Most electronics should be recycled, not tossed in the trash

Recycle electronics

Earth Day is April 22, and a good time to think about something that’s important all year round: recycling electronics. Electronic waste is different than most because it often contains toxic materials that require special handling. Higher-end electronics like cellphones and computers also contain mined metals that are valuable and relatively easy to recycle.

Here are a few stats from the EPA to put it in perspective:

  • Recycling one million laptops saves the energy equivalent of the electricity used by more than 3,500 U.S. homes in a year.
  • For every million cell phones we recycle, 35,000 pounds of copper, 772 pounds of silver, 75 pounds of gold and 33 pounds of palladium can be recovered.
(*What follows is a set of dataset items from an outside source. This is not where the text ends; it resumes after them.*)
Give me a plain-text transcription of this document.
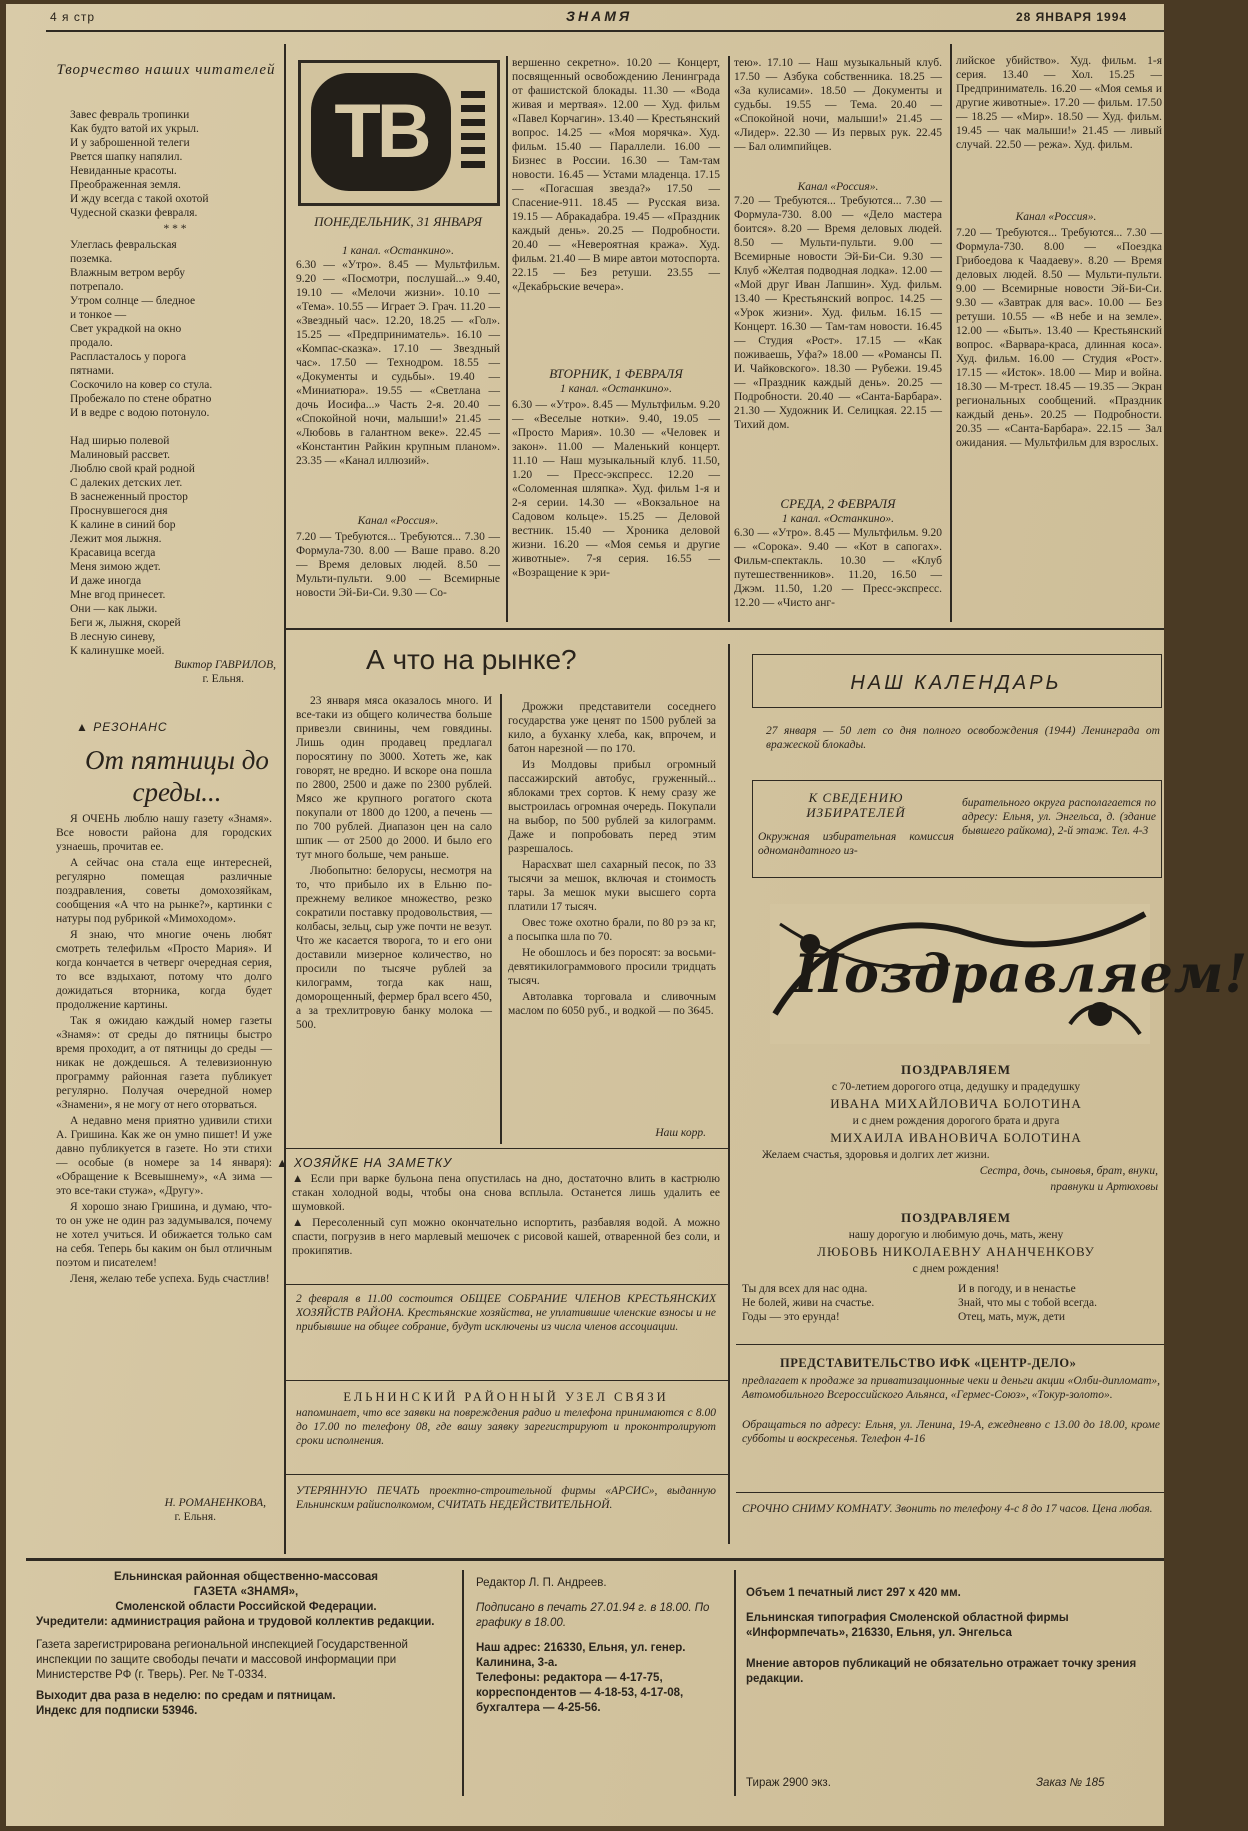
4 я стр	ЗНАМЯ	28 ЯНВАРЯ 1994
Творчество наших читателей

Завес февраль тропинки

Как будто ватой их укрыл.

И у заброшенной телеги

Рвется шапку напялил.

Невиданные красоты.

Преображенная земля.

И жду всегда с такой охотой

Чудесной сказки февраля.

* * *

Улеглась февральская

поземка.

Влажным ветром вербу

потрепало.

Утром солнце — бледное

и тонкое —

Свет украдкой на окно

продало.

Распласталось у порога

пятнами.

Соскочило на ковер со стула.

Пробежало по стене обратно

И в ведре с водою потонуло.

Над ширью полевой

Малиновый рассвет.

Люблю свой край родной

С далеких детских лет.

В заснеженный простор

Проснувшегося дня

К калине в синий бор

Лежит моя лыжня.

Красавица всегда

Меня зимою ждет.

И даже иногда

Мне вгод принесет.

Они — как лыжи.

Беги ж, лыжня, скорей

В лесную синеву,

К калинушке моей.

Виктор ГАВРИЛОВ,
г. Ельня.
▲ РЕЗОНАНС
От пятницы до среды...

Я ОЧЕНЬ люблю нашу газету «Знамя». Все новости района для городских узнаешь, прочитав ее.

А сейчас она стала еще интересней, регулярно помещая различные поздравления, советы домохозяйкам, сообщения «А что на рынке?», картинки с натуры под рубрикой «Мимоходом».

Я знаю, что многие очень любят смотреть телефильм «Просто Мария». И когда кончается в четверг очередная серия, то все вздыхают, потому что долго дожидаться вторника, когда будет продолжение картины.

Так я ожидаю каждый номер газеты «Знамя»: от среды до пятницы быстро время проходит, а от пятницы до среды — никак не дождешься. А телевизионную программу районная газета публикует регулярно. Получая очередной номер «Знамени», я не могу от него оторваться.

А недавно меня приятно удивили стихи А. Гришина. Как же он умно пишет! И уже давно публикуется в газете. Но эти стихи — особые (в номере за 14 января): «Обращение к Всевышнему», «А зима — это все-таки стужа», «Другу».

Я хорошо знаю Гришина, и думаю, что-то он уже не один раз задумывался, почему не хотел учиться. И обижается только сам на себя. Теперь бы каким он был отличным поэтом и писателем!

Леня, желаю тебе успеха. Будь счастлив!

Н. РОМАНЕНКОВА,
г. Ельня.
ТВ
ПОНЕДЕЛЬНИК, 31 ЯНВАРЯ
1 канал. «Останкино».
6.30 — «Утро». 8.45 — Мультфильм. 9.20 — «Посмотри, послушай...» 9.40, 19.10 — «Мелочи жизни». 10.10 — «Тема». 10.55 — Играет Э. Грач. 11.20 — «Звездный час». 12.20, 18.25 — «Гол». 15.25 — «Предприниматель». 16.10 — «Компас-сказка». 17.10 — Звездный час». 17.50 — Технодром. 18.55 — «Документы и судьбы». 19.40 — «Миниатюра». 19.55 — «Светлана — дочь Иосифа...» Часть 2-я. 20.40 — «Спокойной ночи, малыши!» 21.45 — «Любовь в галантном веке». 22.45 — «Константин Райкин крупным планом». 23.35 — «Канал иллюзий».
Канал «Россия».
7.20 — Требуются... Требуются... 7.30 — Формула-730. 8.00 — Ваше право. 8.20 — Время деловых людей. 8.50 — Мульти-пульти. 9.00 — Всемирные новости Эй-Би-Си. 9.30 — Со-
вершенно секретно». 10.20 — Концерт, посвященный освобождению Ленинграда от фашистской блокады. 11.30 — «Вода живая и мертвая». 12.00 — Худ. фильм «Павел Корчагин». 13.40 — Крестьянский вопрос. 14.25 — «Моя морячка». Худ. фильм. 15.40 — Параллели. 16.00 — Бизнес в России. 16.30 — Там-там новости. 16.45 — Устами младенца. 17.15 — «Погасшая звезда?» 17.50 — Спасение-911. 18.45 — Русская виза. 19.15 — Абракадабра. 19.45 — «Праздник каждый день». 20.25 — Подробности. 20.40 — «Невероятная кража». Худ. фильм. 21.40 — В мире автои мотоспорта. 22.15 — Без ретуши. 23.55 — «Декабрьские вечера».
ВТОРНИК, 1 ФЕВРАЛЯ
1 канал. «Останкино».
6.30 — «Утро». 8.45 — Мультфильм. 9.20 — «Веселые нотки». 9.40, 19.05 — «Просто Мария». 10.30 — «Человек и закон». 11.00 — Маленький концерт. 11.10 — Наш музыкальный клуб. 11.50, 1.20 — Пресс-экспресс. 12.20 — «Соломенная шляпка». Худ. фильм 1-я и 2-я серии. 14.30 — «Вокзальное на Садовом кольце». 15.25 — Деловой вестник. 15.40 — Хроника деловой жизни. 16.20 — «Моя семья и другие животные». 7-я серия. 16.55 — «Возращение к эри-
тею». 17.10 — Наш музыкальный клуб. 17.50 — Азбука собственника. 18.25 — «За кулисами». 18.50 — Документы и судьбы. 19.55 — Тема. 20.40 — «Спокойной ночи, малыши!» 21.45 — «Лидер». 22.30 — Из первых рук. 22.45 — Бал олимпийцев.
Канал «Россия».
7.20 — Требуются... Требуются... 7.30 — Формула-730. 8.00 — «Дело мастера боится». 8.20 — Время деловых людей. 8.50 — Мульти-пульти. 9.00 — Всемирные новости Эй-Би-Си. 9.30 — Клуб «Желтая подводная лодка». 12.00 — «Мой друг Иван Лапшин». Худ. фильм. 13.40 — Крестьянский вопрос. 14.25 — «Урок жизни». Худ. фильм. 16.15 — Концерт. 16.30 — Там-там новости. 16.45 — Студия «Рост». 17.15 — «Как поживаешь, Уфа?» 18.00 — «Романсы П. И. Чайковского». 18.30 — Рубежи. 19.45 — «Праздник каждый день». 20.25 — Подробности. 20.40 — «Санта-Барбара». 21.30 — Художник И. Селицкая. 22.15 — Тихий дом.
СРЕДА, 2 ФЕВРАЛЯ
1 канал. «Останкино».
6.30 — «Утро». 8.45 — Мультфильм. 9.20 — «Сорока». 9.40 — «Кот в сапогах». Фильм-спектакль. 10.30 — «Клуб путешественников». 11.20, 16.50 — Джэм. 11.50, 1.20 — Пресс-экспресс. 12.20 — «Чисто анг-
лийское убийство». Худ. фильм. 1-я серия. 13.40 — Хол. 15.25 — Предприниматель. 16.20 — «Моя семья и другие животные». 17.20 — фильм. 17.50 — 18.25 — «Мир». 18.50 — Худ. фильм. 19.45 — чак малыши!» 21.45 — ливый случай. 22.50 — режа». Худ. фильм.
Канал «Россия».
7.20 — Требуются... Требуются... 7.30 — Формула-730. 8.00 — «Поездка Грибоедова к Чаадаеву». 8.20 — Время деловых людей. 8.50 — Мульти-пульти. 9.00 — Всемирные новости Эй-Би-Си. 9.30 — «Завтрак для вас». 10.00 — Без ретуши. 10.55 — «В небе и на земле». 12.00 — «Быть». 13.40 — Крестьянский вопрос. «Варвара-краса, длинная коса». Худ. фильм. 16.00 — Студия «Рост». 17.15 — «Исток». 18.00 — Мир и война. 18.30 — М-трест. 18.45 — 19.35 — Экран региональных сообщений. «Праздник каждый день». 20.25 — Подробности. 20.35 — «Санта-Барбара». 22.15 — Зал ожидания. — Мультфильм для взрослых.
А что на рынке?

23 января мяса оказалось много. И все-таки из общего количества больше привезли свинины, чем говядины. Лишь один продавец предлагал поросятину по 3000. Хотеть же, как говорят, не вредно. И вскоре она пошла по 2800, 2500 и даже по 2300 рублей. Мясо же крупного рогатого скота покупали от 1800 до 1200, а печень — по 700 рублей. Диапазон цен на сало шпик — от 2500 до 2000. И было его тут много больше, чем раньше.

Любопытно: белорусы, несмотря на то, что прибыло их в Ельню по-прежнему великое множество, резко сократили поставку продовольствия, — колбасы, зельц, сыр уже почти не везут. Что же касается творога, то и его они доставили мизерное количество, но просили по тысяче рублей за килограмм, тогда как наш, доморощенный, фермер брал всего 450, а за трехлитровую банку молока — 500.

Дрожжи представители соседнего государства уже ценят по 1500 рублей за кило, а буханку хлеба, как, впрочем, и батон нарезной — по 170.

Из Молдовы прибыл огромный пассажирский автобус, груженный... яблоками трех сортов. К нему сразу же выстроилась огромная очередь. Покупали на выбор, по 500 рублей за килограмм. Даже и попробовать перед этим разрешалось.

Нарасхват шел сахарный песок, по 33 тысячи за мешок, включая и стоимость тары. За мешок муки высшего сорта платили 17 тысяч.

Овес тоже охотно брали, по 80 рэ за кг, а посыпка шла по 70.

Не обошлось и без поросят: за восьми-девятикилограммового просили тридцать тысяч.

Автолавка торговала и сливочным маслом по 6050 руб., и водкой — по 3645.

Наш корр.
▲ ХОЗЯЙКЕ НА ЗАМЕТКУ

▲ Если при варке бульона пена опустилась на дно, достаточно влить в кастрюлю стакан холодной воды, чтобы она снова всплыла. Останется лишь удалить ее шумовкой.

▲ Пересоленный суп можно окончательно испортить, разбавляя водой. А можно спасти, погрузив в него марлевый мешочек с рисовой кашей, отваренной без соли, и прокипятив.

2 февраля в 11.00 состоится ОБЩЕЕ СОБРАНИЕ ЧЛЕНОВ КРЕСТЬЯНСКИХ ХОЗЯЙСТВ РАЙОНА. Крестьянские хозяйства, не уплатившие членские взносы и не прибывшие на общее собрание, будут исключены из числа членов ассоциации.
ЕЛЬНИНСКИЙ РАЙОННЫЙ УЗЕЛ СВЯЗИ
напоминает, что все заявки на повреждения радио и телефона принимаются с 8.00 до 17.00 по телефону 08, где вашу заявку зарегистрируют и проконтролируют сроки исполнения.
УТЕРЯННУЮ ПЕЧАТЬ проектно-строительной фирмы «АРСИС», выданную Ельнинским райисполкомом, СЧИТАТЬ НЕДЕЙСТВИТЕЛЬНОЙ.
НАШ КАЛЕНДАРЬ
27 января — 50 лет со дня полного освобождения (1944) Ленинграда от вражеской блокады.
К СВЕДЕНИЮ ИЗБИРАТЕЛЕЙ
Окружная избирательная комиссия одномандатного из-
бирательного округа располагается по адресу: Ельня, ул. Энгельса, д. (здание бывшего райкома), 2-й этаж. Тел. 4-3
Поздравляем!
ПОЗДРАВЛЯЕМ
с 70-летием дорогого отца, дедушку и прадедушку
ИВАНА МИХАЙЛОВИЧА БОЛОТИНА
и с днем рождения дорогого брата и друга
МИХАИЛА ИВАНОВИЧА БОЛОТИНА
Желаем счастья, здоровья и долгих лет жизни.
Сестра, дочь, сыновья, брат, внуки,
правнуки и Артюховы
ПОЗДРАВЛЯЕМ
нашу дорогую и любимую дочь, мать, жену
ЛЮБОВЬ НИКОЛАЕВНУ АНАНЧЕНКОВУ
с днем рождения!
Ты для всех для нас одна.
Не болей, живи на счастье.
Годы — это ерунда!
И в погоду, и в ненастье
Знай, что мы с тобой всегда.
Отец, мать, муж, дети
ПРЕДСТАВИТЕЛЬСТВО ИФК «ЦЕНТР-ДЕЛО»
предлагает к продаже за приватизационные чеки и деньги акции «Олби-дипломат», Автомобильного Всероссийского Альянса, «Гермес-Союз», «Токур-золото».
Обращаться по адресу: Ельня, ул. Ленина, 19-А, ежедневно с 13.00 до 18.00, кроме субботы и воскресенья. Телефон 4-16
СРОЧНО СНИМУ КОМНАТУ. Звонить по телефону 4-с 8 до 17 часов. Цена любая.
Ельнинская районная общественно-массовая
ГАЗЕТА «ЗНАМЯ»,
Смоленской области Российской Федерации.
Учредители: администрация района и трудовой коллектив редакции.
Газета зарегистрирована региональной инспекцией Государственной инспекции по защите свободы печати и массовой информации при Министерстве РФ (г. Тверь). Рег. № Т-0334.
Выходит два раза в неделю: по средам и пятницам.
Индекс для подписки 53946.
Редактор Л. П. Андреев.
Подписано в печать 27.01.94 г. в 18.00. По графику в 18.00.
Наш адрес: 216330, Ельня, ул. генер. Калинина, 3-а.
Телефоны: редактора — 4-17-75, корреспондентов — 4-18-53, 4-17-08, бухгалтера — 4-25-56.
Объем 1 печатный лист 297 x 420 мм.
Ельнинская типография Смоленской областной фирмы «Информпечать», 216330, Ельня, ул. Энгельса
Мнение авторов публикаций не обязательно отражает точку зрения редакции.
Тираж 2900 экз.	Заказ № 185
The list of toxic stuff in electronics is a real witch’s brew of bad things ranging from lead and mercury to chlorofluorocarbons and arsenic. Some items, like smoke detectors and medical equipment, can even have radioactive substances in them. It’s a good idea to do our part and make sure these things are disposed of properly.


Where to recycle

Even though your typical curbside recycling provider won’t handle e-waste, there are plenty of places that do. Did you know, for example, that retailers like Best Buy and Staples will take old TVs, mobile devices and computers with no charge? You might call your local store before you show up with your old 400-pound Sony, but generally you can just head over to the customer service counter and hand these items to the clerk.

If you don’t have one of these stores nearby, check the manufacturer’s website to see if they offer any kind of mail-in recycling program. Apple, LG, Vizio, Sprint, Samsung and Dell are just a few of the manufacturers that have such programs, and some will even give you credit for your old clunker.

Yet another option is a private electronics recycling center. Here’s a list of them by state.

But before you give your old laptop or TV the heave-ho, you might check to see if it’s repairable. Even if you no longer want it, someone may, and there are plenty of outfits out there that will buy old electronics, fix and resell them (especially Apple gear). Google around and see if that’s an option, and you might even get a few bucks for your stuff.

If it is truly the end of the road for you and your electronic device, be sure to completely erase any personal information before sending it on its way. For mobile devices, look for a “factory reset” option to wipe the device clean. For Windows computers, look for “remove everything and reinstall Windows” in settings. On a Mac, use the Disk Utility program to wipe your disc.